There is no evidence that Carranza has ever been either a CIA asset or informant. But his anti-communist credentials are unquestionable. And he runs frequently in military crowds. Military eyewitnesses say that military officers in Villavicencio, Meta have even met him inside the Los Llanos hotel, which he owns. U.S. officials too know a lot about him. “Carranza comes up constantly in intelligence reporting,” one such expert says. An old-fashioned gangster, “Don Victor,” as he is respectfully called by his men, still frequents the emerald mines and likes to be the first to pick out the largest stones from the best veins uncovered. Yet, Carranza remains untouchable, even though one of his purported lieutenants, Arnulfo Castillo Agudelo, also known as “Scratch,” was arrested in 1995 implicated Carranza in circumstances involving over 40 corpses which had been exhumed — six years before — on one of Carranza’s Meta ranches. “Scratch” declined to be interviewed in Modelo prison in Bogota. Carranza, who avoids publicity, was also unavailable for comment.
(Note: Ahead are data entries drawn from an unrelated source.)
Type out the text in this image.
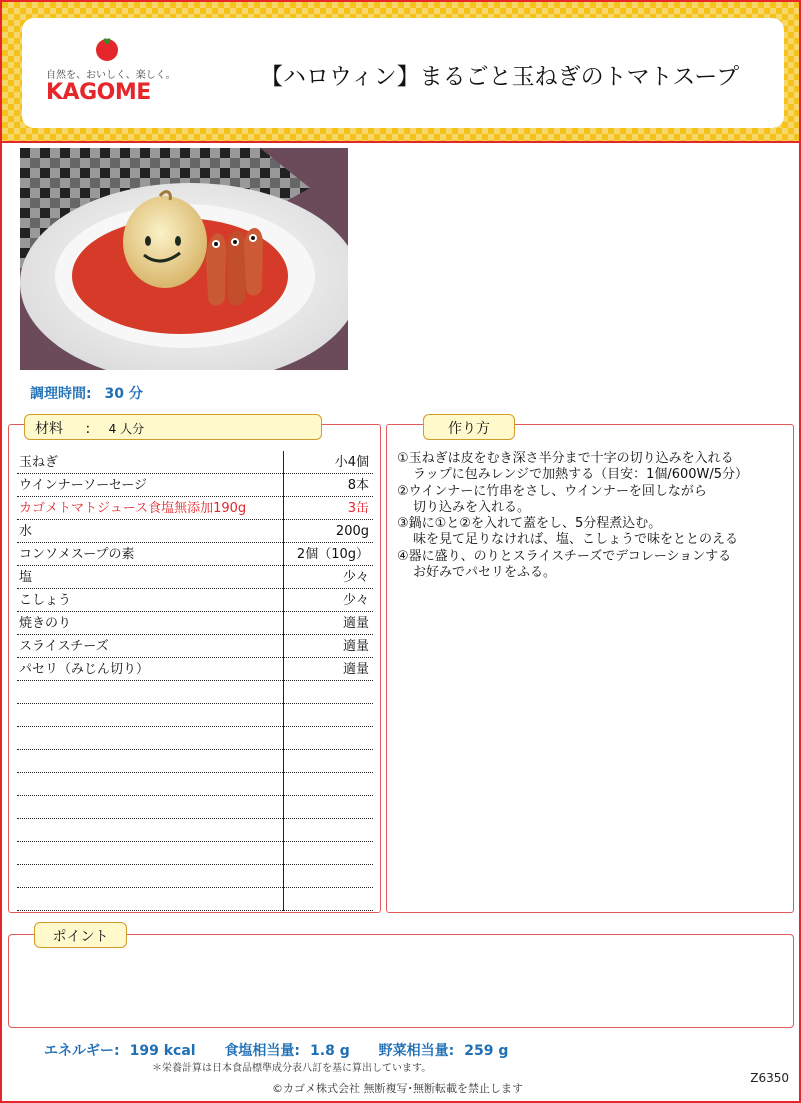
自然を、おいしく、楽しく。
KAGOME
【ハロウィン】まるごと玉ねぎのトマトスープ
調理時間: 30 分
材料 : 4 人分
玉ねぎ	小4個
ウインナーソーセージ	8本
カゴメトマトジュース食塩無添加190g	3缶
水	200g
コンソメスープの素	2個（10g）
塩	少々
こしょう	少々
焼きのり	適量
スライスチーズ	適量
パセリ（みじん切り）	適量
作り方
①玉ねぎは皮をむき深さ半分まで十字の切り込みを入れる
ラップに包みレンジで加熱する（目安：1個/600W/5分）
②ウインナーに竹串をさし、ウインナーを回しながら
切り込みを入れる。
③鍋に①と②を入れて蓋をし、5分程煮込む。
味を見て足りなければ、塩、こしょうで味をととのえる
④器に盛り、のりとスライスチーズでデコレーションする
お好みでパセリをふる。
ポイント
エネルギー: 199 kcal 食塩相当量: 1.8 g 野菜相当量: 259 g
＊栄養計算は日本食品標準成分表八訂を基に算出しています。
Z6350
©カゴメ株式会社 無断複写･無断転載を禁止します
In recent years, Carranza has been expanding his operations in central Colombia throughout the Magdalena valley. The above police report notes: “Carranza is planning to acquire Hacienda Bella Cruz [there] to use as a base for his activities, [and] bring in 200 paramilitary operatives from Meta.” Witnesses say that it is now teeming with armed men, who have displaced hundreds of local peasants. In total, Carranza and other drug suspects have bought about 45,000 acres of land throughout the Magdalena valley, according to Jamie Prieto Amaya, the Catholic bishop there, quoted in the Bogota newsweekly, Cambio 16.
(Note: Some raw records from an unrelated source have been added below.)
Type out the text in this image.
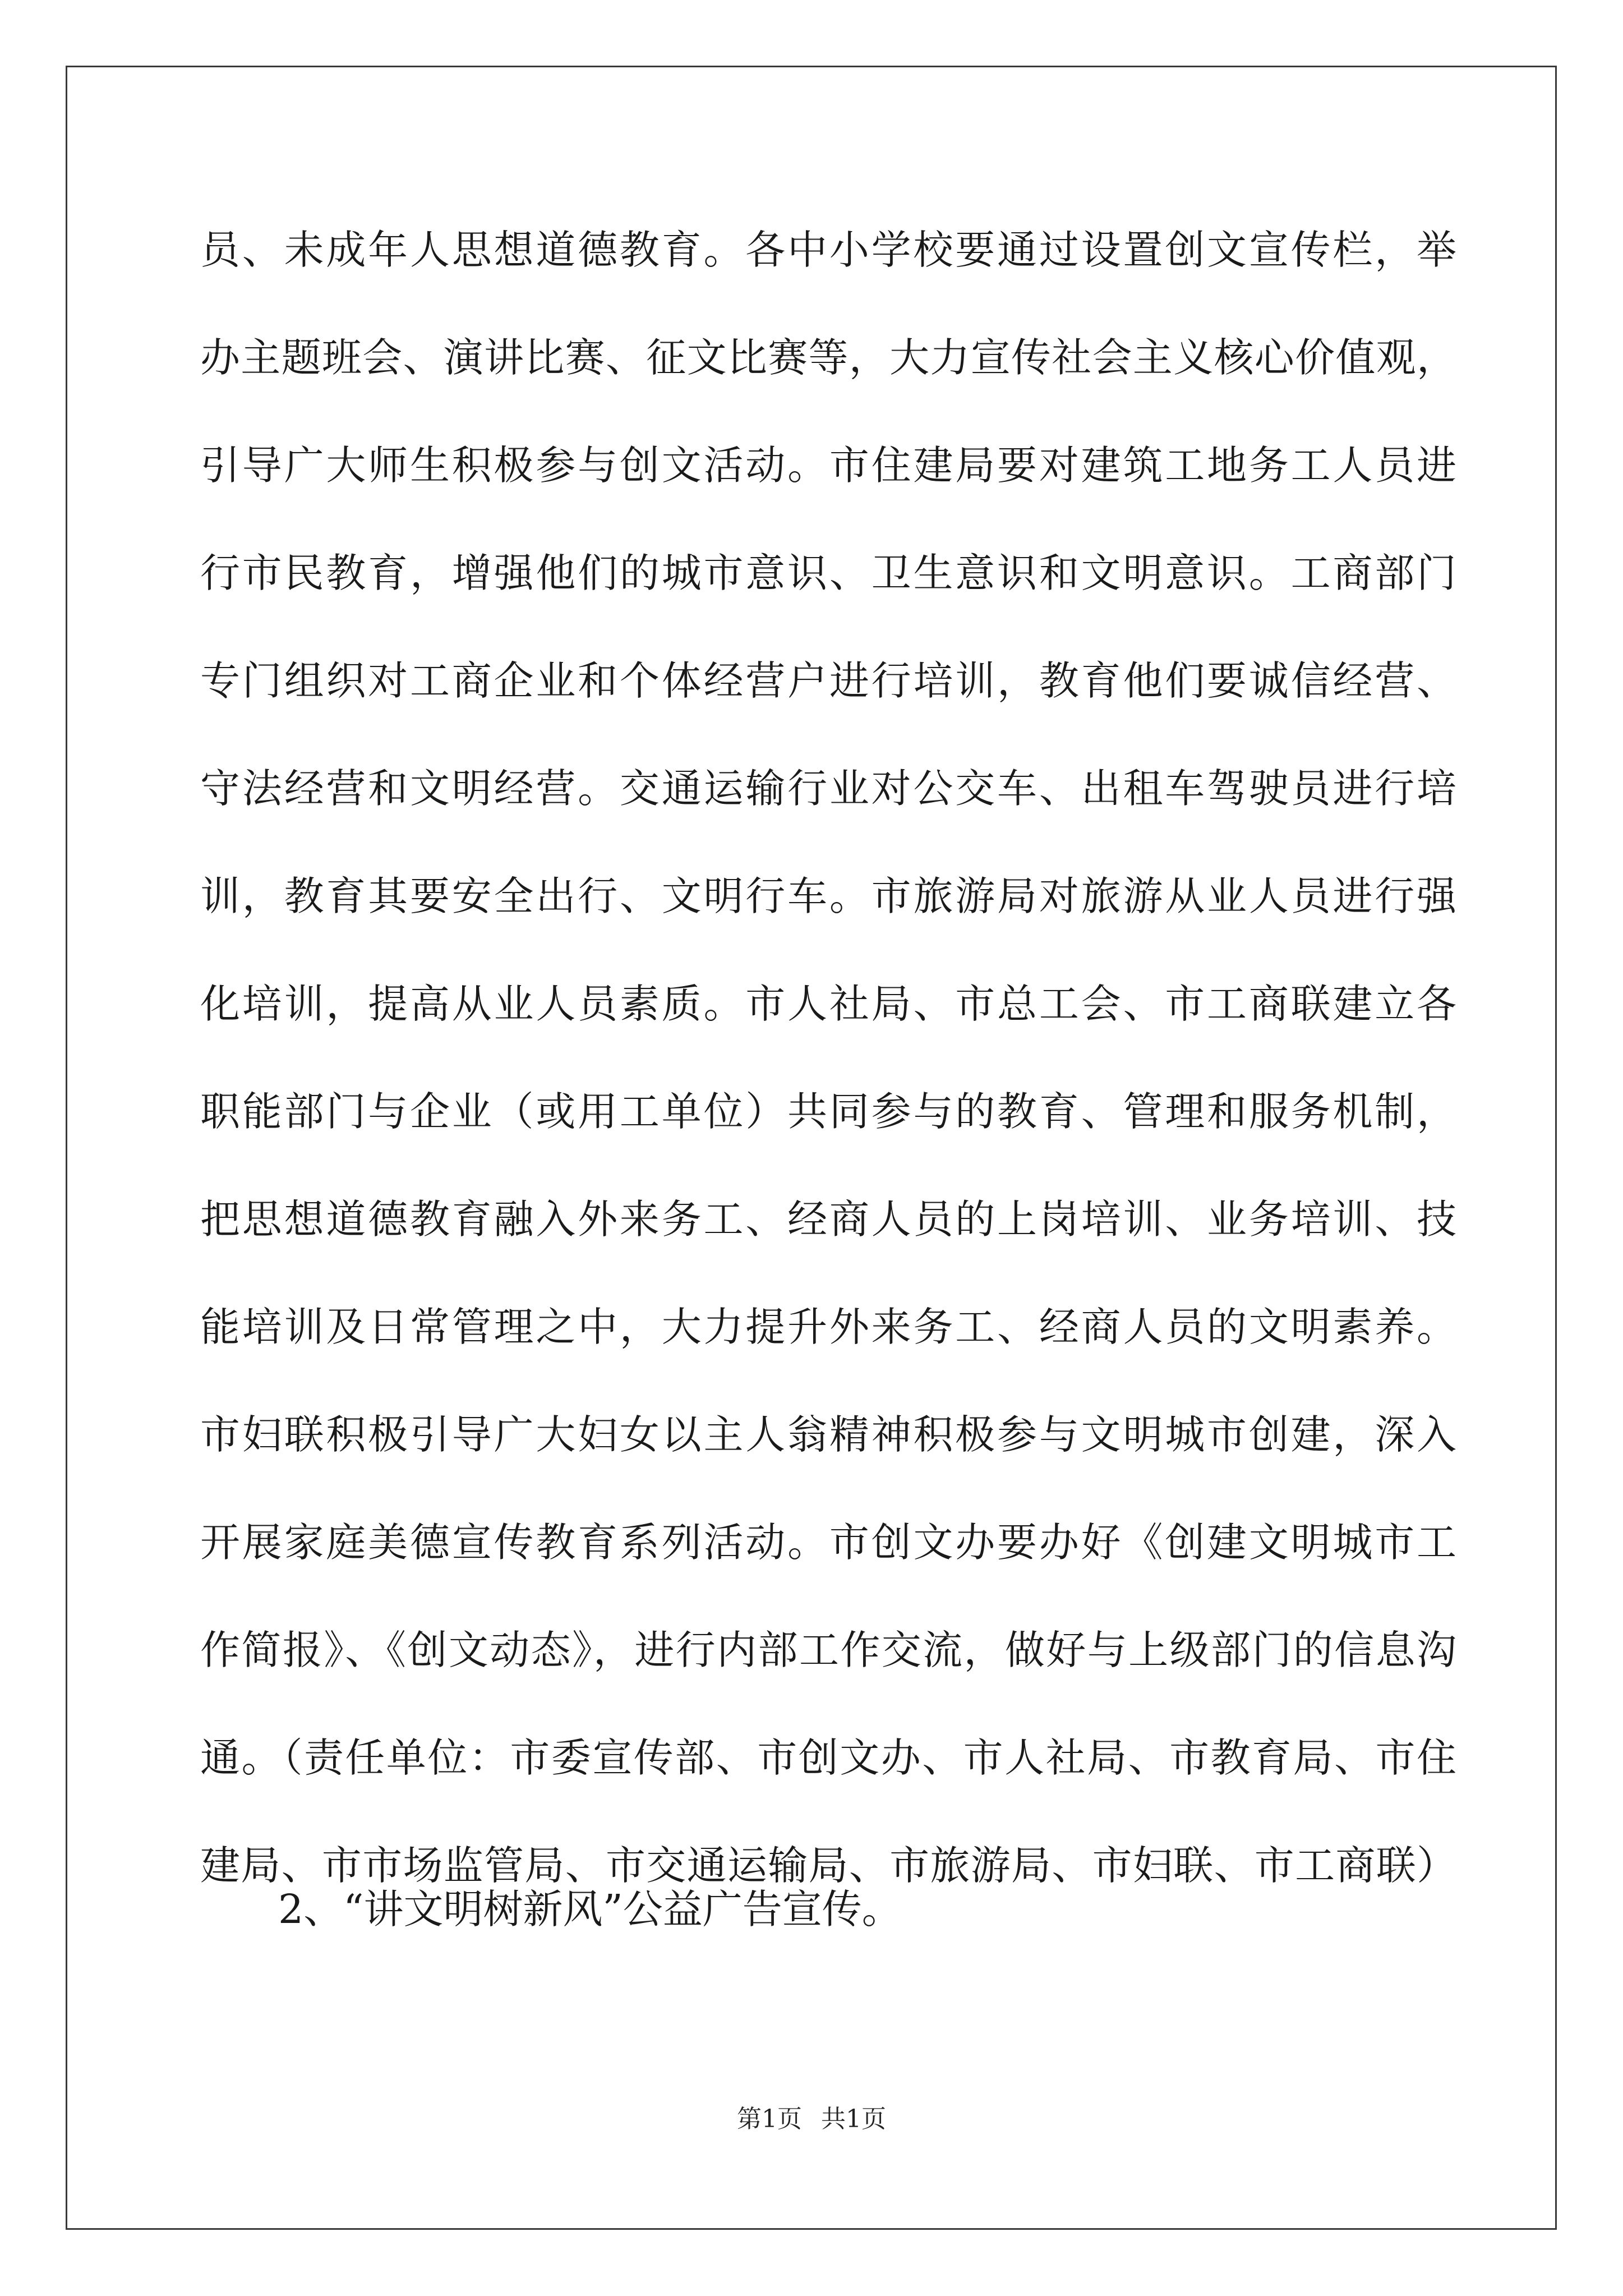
员、未成年人思想道德教育。各中小学校要通过设置创文宣传栏，举
办主题班会、演讲比赛、征文比赛等，大力宣传社会主义核心价值观，
引导广大师生积极参与创文活动。市住建局要对建筑工地务工人员进
行市民教育，增强他们的城市意识、卫生意识和文明意识。工商部门
专门组织对工商企业和个体经营户进行培训，教育他们要诚信经营、
守法经营和文明经营。交通运输行业对公交车、出租车驾驶员进行培
训，教育其要安全出行、文明行车。市旅游局对旅游从业人员进行强
化培训，提高从业人员素质。市人社局、市总工会、市工商联建立各
职能部门与企业（或用工单位）共同参与的教育、管理和服务机制，
把思想道德教育融入外来务工、经商人员的上岗培训、业务培训、技
能培训及日常管理之中，大力提升外来务工、经商人员的文明素养。
市妇联积极引导广大妇女以主人翁精神积极参与文明城市创建，深入
开展家庭美德宣传教育系列活动。市创文办要办好《创建文明城市工
作简报》、《创文动态》，进行内部工作交流，做好与上级部门的信息沟
通。（责任单位：市委宣传部、市创文办、市人社局、市教育局、市住
建局、市市场监管局、市交通运输局、市旅游局、市妇联、市工商联）
2、“讲文明树新风”公益广告宣传。
第1页 共1页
Still another suspect is Henry Loaiza, also known as “The Scorpion.” Demonstrating the importance of paramilitaries to the overall drug trade, he was one of the top seven Cali cartel suspects arrested with CIA help since 1995. Like Carranza, “The Scorpion” is also implicated in several specific civilian massacres of suspected leftists carried out jointly by military and paramilitary forces, including the 1989 Trujillo massacres (involving chainsaws) near Cali. Other drug suspects identified by the Colombian police include military officers like Major Jorge Alberto Lazaro, a former Army commander also accused of ordering paramilitaries to commit massacres in the Magdalena valley. Today this same central Colombian valley, which runs about 400 miles north toward Caribbean ports, is a major corridor for both processed drugs and precursor chemicals.

The CIA helped enable Colombia’s military and paramilitaries to collaborate in the dark — more than a year after the Berlin Wall fell. By doing so, the CIA has facilitated crimes involving both human rights and drug trafficking. Such behavior was reprehensible during the cold war. It is completely indefensible now.

Frank Smyth is a freelance journalist who has written about drug trafficking in The Village Voice, The New Republic, The Washington Post and The Wall Street Journal. He is co-author with Winifred Tate of “Colombia’s Gringo Invasion,” Covert Action Quarterly, Number 60, Spring 1997. The article above was reprinted in Colombia Bulletin: A Human Rights Quarterly.